Health & Fitness
It's April and Michael Culbert is talking about Tyrell Dueck in his ornately decorated office at the controversial Tijuana cancer clinic where the young Canadian was being treated.
"If the boy dies, it'll be blamed on something we did. If he lives, it'll be credited to the treatment he received before all this court nonsense," said the vice-president of the American Biologics Clinic.
Shaking the gold bracelets that dripped off his wrists, Culbert smirked when asked, ``Do you think all the media attention at the clinic is disturbing Tyrell or other patients?'' ``We didn't ask for this, we didn't solicit this, we didn't know the Dueck family from a hole in the wall,'' he said. ``But all this attention is publicity you just can't buy.''
Cancer killed Tyrell Dueck.
Not the Saskatchewan government, not the Tijuana clinic where he spent three weeks, not the media who focused on him, and not his parents.
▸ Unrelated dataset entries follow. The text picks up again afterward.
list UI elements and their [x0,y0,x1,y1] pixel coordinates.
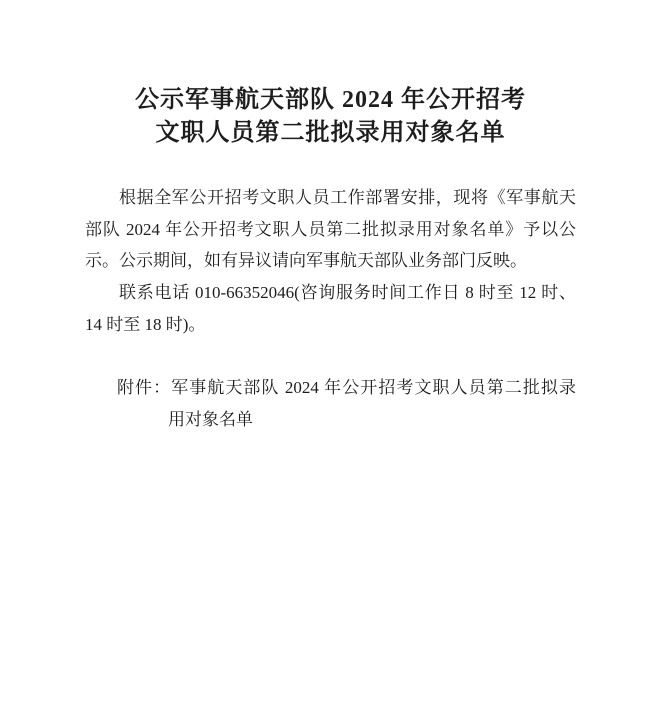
attachment-line-1: 附件：军事航天部队 2024 年公开招考文职人员第二批拟录 [117,372,576,404]
paragraph-line: 示。公示期间，如有异议请向军事航天部队业务部门反映。 [85,245,576,277]
paragraph-line: 部队 2024 年公开招考文职人员第二批拟录用对象名单》予以公 [85,214,576,246]
document-title: 公示军事航天部队 2024 年公开招考 文职人员第二批拟录用对象名单 [85,84,576,149]
attachment-line-2: 用对象名单 [168,404,576,436]
attachment-section: 附件：军事航天部队 2024 年公开招考文职人员第二批拟录 用对象名单 [117,372,576,435]
attachment-label: 附件： [117,378,171,397]
contact-phone-line: 联系电话 010-66352046(咨询服务时间工作日 8 时至 12 时、 [85,277,576,309]
attachment-title-text: 军事航天部队 2024 年公开招考文职人员第二批拟录 [171,378,576,397]
paragraph-line: 根据全军公开招考文职人员工作部署安排，现将《军事航天 [85,182,576,214]
title-line-1: 公示军事航天部队 2024 年公开招考 [85,84,576,117]
document-body: 根据全军公开招考文职人员工作部署安排，现将《军事航天 部队 2024 年公开招考… [85,182,576,436]
paragraph-announcement: 根据全军公开招考文职人员工作部署安排，现将《军事航天 部队 2024 年公开招考… [85,182,576,277]
title-line-2: 文职人员第二批拟录用对象名单 [85,117,576,150]
paragraph-contact: 联系电话 010-66352046(咨询服务时间工作日 8 时至 12 时、 1… [85,277,576,340]
contact-phone-line: 14 时至 18 时)。 [85,309,576,341]
notice-document-page: 公示军事航天部队 2024 年公开招考 文职人员第二批拟录用对象名单 根据全军公… [0,0,646,722]
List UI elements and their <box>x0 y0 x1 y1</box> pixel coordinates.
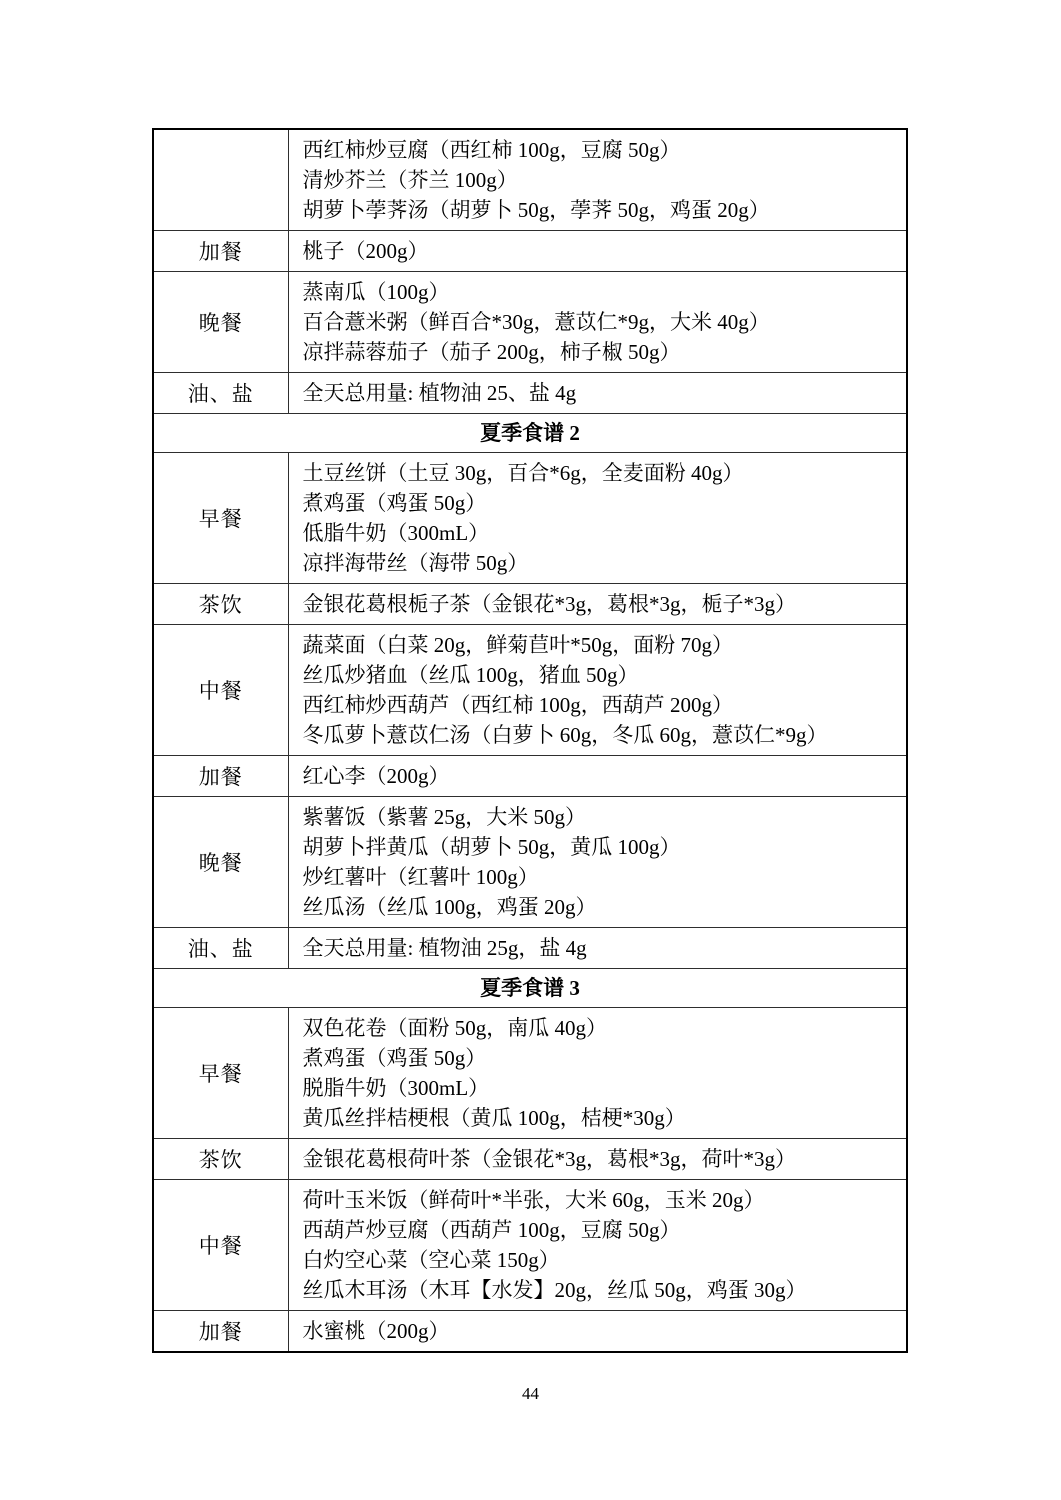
meal-label-cell: 油、盐 <box>153 928 288 969</box>
meal-label-cell: 油、盐 <box>153 373 288 414</box>
dish-item: 凉拌海带丝（海带 50g） <box>303 548 899 578</box>
table-row: 茶饮金银花葛根荷叶茶（金银花*3g，葛根*3g，荷叶*3g） <box>153 1139 907 1180</box>
section-header-row: 夏季食谱 2 <box>153 414 907 453</box>
meal-items-cell: 金银花葛根栀子茶（金银花*3g，葛根*3g，栀子*3g） <box>288 584 907 625</box>
dish-item: 丝瓜汤（丝瓜 100g，鸡蛋 20g） <box>303 892 899 922</box>
dish-item: 蒸南瓜（100g） <box>303 277 899 307</box>
dish-item: 荷叶玉米饭（鲜荷叶*半张，大米 60g，玉米 20g） <box>303 1185 899 1215</box>
meal-label-cell: 早餐 <box>153 1008 288 1139</box>
meal-items-cell: 蔬菜面（白菜 20g，鲜菊苣叶*50g，面粉 70g）丝瓜炒猪血（丝瓜 100g… <box>288 625 907 756</box>
meal-label-cell: 中餐 <box>153 1180 288 1311</box>
dish-item: 西葫芦炒豆腐（西葫芦 100g，豆腐 50g） <box>303 1215 899 1245</box>
meal-label-cell: 晚餐 <box>153 272 288 373</box>
dish-item: 全天总用量: 植物油 25g，盐 4g <box>303 933 899 963</box>
dish-item: 西红柿炒西葫芦（西红柿 100g，西葫芦 200g） <box>303 690 899 720</box>
meal-items-cell: 紫薯饭（紫薯 25g，大米 50g）胡萝卜拌黄瓜（胡萝卜 50g，黄瓜 100g… <box>288 797 907 928</box>
meal-items-cell: 土豆丝饼（土豆 30g，百合*6g，全麦面粉 40g）煮鸡蛋（鸡蛋 50g）低脂… <box>288 453 907 584</box>
dish-item: 双色花卷（面粉 50g，南瓜 40g） <box>303 1013 899 1043</box>
table-row: 中餐荷叶玉米饭（鲜荷叶*半张，大米 60g，玉米 20g）西葫芦炒豆腐（西葫芦 … <box>153 1180 907 1311</box>
meal-items-cell: 桃子（200g） <box>288 231 907 272</box>
meal-items-cell: 西红柿炒豆腐（西红柿 100g，豆腐 50g）清炒芥兰（芥兰 100g）胡萝卜荸… <box>288 129 907 231</box>
table-row: 加餐水蜜桃（200g） <box>153 1311 907 1353</box>
meal-items-cell: 水蜜桃（200g） <box>288 1311 907 1353</box>
dish-item: 清炒芥兰（芥兰 100g） <box>303 165 899 195</box>
dish-item: 百合薏米粥（鲜百合*30g，薏苡仁*9g，大米 40g） <box>303 307 899 337</box>
section-header: 夏季食谱 3 <box>153 969 907 1008</box>
meal-items-cell: 红心李（200g） <box>288 756 907 797</box>
meal-label-cell <box>153 129 288 231</box>
table-row: 晚餐紫薯饭（紫薯 25g，大米 50g）胡萝卜拌黄瓜（胡萝卜 50g，黄瓜 10… <box>153 797 907 928</box>
dish-item: 胡萝卜拌黄瓜（胡萝卜 50g，黄瓜 100g） <box>303 832 899 862</box>
table-row: 油、盐全天总用量: 植物油 25g，盐 4g <box>153 928 907 969</box>
dish-item: 金银花葛根荷叶茶（金银花*3g，葛根*3g，荷叶*3g） <box>303 1144 899 1174</box>
dish-item: 白灼空心菜（空心菜 150g） <box>303 1245 899 1275</box>
table-row: 西红柿炒豆腐（西红柿 100g，豆腐 50g）清炒芥兰（芥兰 100g）胡萝卜荸… <box>153 129 907 231</box>
dish-item: 炒红薯叶（红薯叶 100g） <box>303 862 899 892</box>
dish-item: 全天总用量: 植物油 25、盐 4g <box>303 378 899 408</box>
meal-label-cell: 中餐 <box>153 625 288 756</box>
table-row: 早餐土豆丝饼（土豆 30g，百合*6g，全麦面粉 40g）煮鸡蛋（鸡蛋 50g）… <box>153 453 907 584</box>
meal-label-cell: 茶饮 <box>153 584 288 625</box>
meal-items-cell: 全天总用量: 植物油 25、盐 4g <box>288 373 907 414</box>
meal-label-cell: 加餐 <box>153 1311 288 1353</box>
dish-item: 凉拌蒜蓉茄子（茄子 200g，柿子椒 50g） <box>303 337 899 367</box>
dish-item: 胡萝卜荸荠汤（胡萝卜 50g，荸荠 50g，鸡蛋 20g） <box>303 195 899 225</box>
meal-label-cell: 早餐 <box>153 453 288 584</box>
section-header: 夏季食谱 2 <box>153 414 907 453</box>
table-row: 中餐蔬菜面（白菜 20g，鲜菊苣叶*50g，面粉 70g）丝瓜炒猪血（丝瓜 10… <box>153 625 907 756</box>
table-row: 早餐双色花卷（面粉 50g，南瓜 40g）煮鸡蛋（鸡蛋 50g）脱脂牛奶（300… <box>153 1008 907 1139</box>
dish-item: 丝瓜炒猪血（丝瓜 100g，猪血 50g） <box>303 660 899 690</box>
dish-item: 脱脂牛奶（300mL） <box>303 1073 899 1103</box>
meal-items-cell: 蒸南瓜（100g）百合薏米粥（鲜百合*30g，薏苡仁*9g，大米 40g）凉拌蒜… <box>288 272 907 373</box>
dish-item: 桃子（200g） <box>303 236 899 266</box>
dish-item: 金银花葛根栀子茶（金银花*3g，葛根*3g，栀子*3g） <box>303 589 899 619</box>
meal-label-cell: 茶饮 <box>153 1139 288 1180</box>
meal-plan-table: 西红柿炒豆腐（西红柿 100g，豆腐 50g）清炒芥兰（芥兰 100g）胡萝卜荸… <box>152 128 908 1353</box>
dish-item: 黄瓜丝拌桔梗根（黄瓜 100g，桔梗*30g） <box>303 1103 899 1133</box>
dish-item: 丝瓜木耳汤（木耳【水发】20g，丝瓜 50g，鸡蛋 30g） <box>303 1275 899 1305</box>
meal-items-cell: 全天总用量: 植物油 25g，盐 4g <box>288 928 907 969</box>
dish-item: 低脂牛奶（300mL） <box>303 518 899 548</box>
meal-plan-table-body: 西红柿炒豆腐（西红柿 100g，豆腐 50g）清炒芥兰（芥兰 100g）胡萝卜荸… <box>153 129 907 1352</box>
table-row: 晚餐蒸南瓜（100g）百合薏米粥（鲜百合*30g，薏苡仁*9g，大米 40g）凉… <box>153 272 907 373</box>
meal-items-cell: 双色花卷（面粉 50g，南瓜 40g）煮鸡蛋（鸡蛋 50g）脱脂牛奶（300mL… <box>288 1008 907 1139</box>
dish-item: 土豆丝饼（土豆 30g，百合*6g，全麦面粉 40g） <box>303 458 899 488</box>
dish-item: 煮鸡蛋（鸡蛋 50g） <box>303 488 899 518</box>
dish-item: 紫薯饭（紫薯 25g，大米 50g） <box>303 802 899 832</box>
meal-label-cell: 晚餐 <box>153 797 288 928</box>
dish-item: 红心李（200g） <box>303 761 899 791</box>
dish-item: 煮鸡蛋（鸡蛋 50g） <box>303 1043 899 1073</box>
meal-label-cell: 加餐 <box>153 756 288 797</box>
table-row: 加餐桃子（200g） <box>153 231 907 272</box>
dish-item: 蔬菜面（白菜 20g，鲜菊苣叶*50g，面粉 70g） <box>303 630 899 660</box>
dish-item: 水蜜桃（200g） <box>303 1316 899 1346</box>
table-row: 加餐红心李（200g） <box>153 756 907 797</box>
table-row: 茶饮金银花葛根栀子茶（金银花*3g，葛根*3g，栀子*3g） <box>153 584 907 625</box>
dish-item: 冬瓜萝卜薏苡仁汤（白萝卜 60g，冬瓜 60g，薏苡仁*9g） <box>303 720 899 750</box>
meal-items-cell: 金银花葛根荷叶茶（金银花*3g，葛根*3g，荷叶*3g） <box>288 1139 907 1180</box>
meal-items-cell: 荷叶玉米饭（鲜荷叶*半张，大米 60g，玉米 20g）西葫芦炒豆腐（西葫芦 10… <box>288 1180 907 1311</box>
table-row: 油、盐全天总用量: 植物油 25、盐 4g <box>153 373 907 414</box>
meal-label-cell: 加餐 <box>153 231 288 272</box>
dish-item: 西红柿炒豆腐（西红柿 100g，豆腐 50g） <box>303 135 899 165</box>
page-number: 44 <box>0 1384 1061 1404</box>
section-header-row: 夏季食谱 3 <box>153 969 907 1008</box>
The only villain in the story of the sweet, soft-spoken 13-year-old Canadian boy who died Wednesday night was his untreated osteosarcoma, diagnosed following his Oct. 1 birthday last year.
Despite Tyrell's obvious killer, he was given no weapons with which to fight.
When diagnosed, the doctors' advice was straightforward: His cancer was aggressive and needed to be fought immediately with rounds of chemotherapy and an amputation of his right leg from the knee down.
If he complied with this treatment, he had a 65-per-cent chance of survival.
To a teenager, this prospect may have loomed more devastating than death itself. Standing firmly behind him were his evangelical Christian parents and their church, who balked at such treatment.
Enter the American Biologics Clinic - a Mexican centre where amputations are replaced by fruit breakfasts and chemotherapy by shark cartilage and apricot pit extracts.
Talk to any employee at the clinic and the philosophy is clear: It's ``us'' against ``them''; the ``alternative'' fighting the ``establishment.''
American Biologic's Culbert said the established medical community is consumed with taking patients' money using ``barbaric'' treatments.
Yet one week at the clinic costs a minimum of $6,000.
Tyrell wanted to go to the clinic. He was taken to court by Saskatchewan's social services department. He then underwent nearly two complete courses of chemotherapy until March 1, when he refused treatment for the second time. He skipped three appointments in March for tests to check whether the cancer had spread.
He went to court again. On March 18, Justice Allison Rothery found that Tyrell was not competent to make his own medical decisions. She said the boy was being influenced by his father, who believes that natural remedies and prayer can cure the illness.
She also upheld an earlier court order that gave the Saskatchewan government the power to make medical decisions on the boy's behalf.
One conversation with the Dueck family and the basis for Rothery's decision is clear: Tyrell could not act independently of his father.
However loving a father Tim Dueck is, he is also a proud man who makes it clear that no one in his family will speak without his approval.
By the time Tyrell returned to the hospital to resume treatment, doctors had devastating news: The cancer had spread to his lungs. Even with treatment, he now had only a 10-per-cent chance of survival, and doctors decided at that point not to force treatment on the boy.
The news was bittersweet for the family. Obviously devastated by the diagnosis, they also rejoiced over the fact that they were free to take their ill son thousands of kilometres away to a Mexican clinic, where they felt he would be cured.
The Tijuana clinic is set in the heart of the gritty border town.
Inside, a pungent medicinal, fruity smell fills the halls - likely from the laetril, an apricot pit extract that is banned in Canada since it has been proven to have no effect in fighting cancer.
When Tyrell was there, the clinic - which has been open since the mid-1970s - had dozens of patients. Over the years, it has seen more than 20,000 patients, many of them Canadian.
Tyrell spent most of his three weeks at the clinic lying on a bed in a large room on the ground-floor hospital wing.
Tim Dueck told reporters his son's colour had returned and he was feeling better. Sitting on his large bed, his trademark baseball cap at his side, Tyrell looked pale and drained.
An average of 879 children aged 14 and under are diagnosed with cancer each year in Canada and 176 die. Statistics show that while child cancer rates have jumped 25 per cent since 1970, the death rate has dropped 60 per cent.
Looking at Tyrell with a useless IV drip of apricot pits flowing into his body - knowing cancer raced throughout his body, his swollen leg stretched out in front of him - it was evident he was going to die.
Canadian doctors said he would likely die within a year.
He died 70 days after he returned home from Tijuana, where his family spent $65,000 on his treatment.
Nobody killed Tyrell Dueck.
Cancer took his life. It's just too bad he didn't get a real chance to fight it.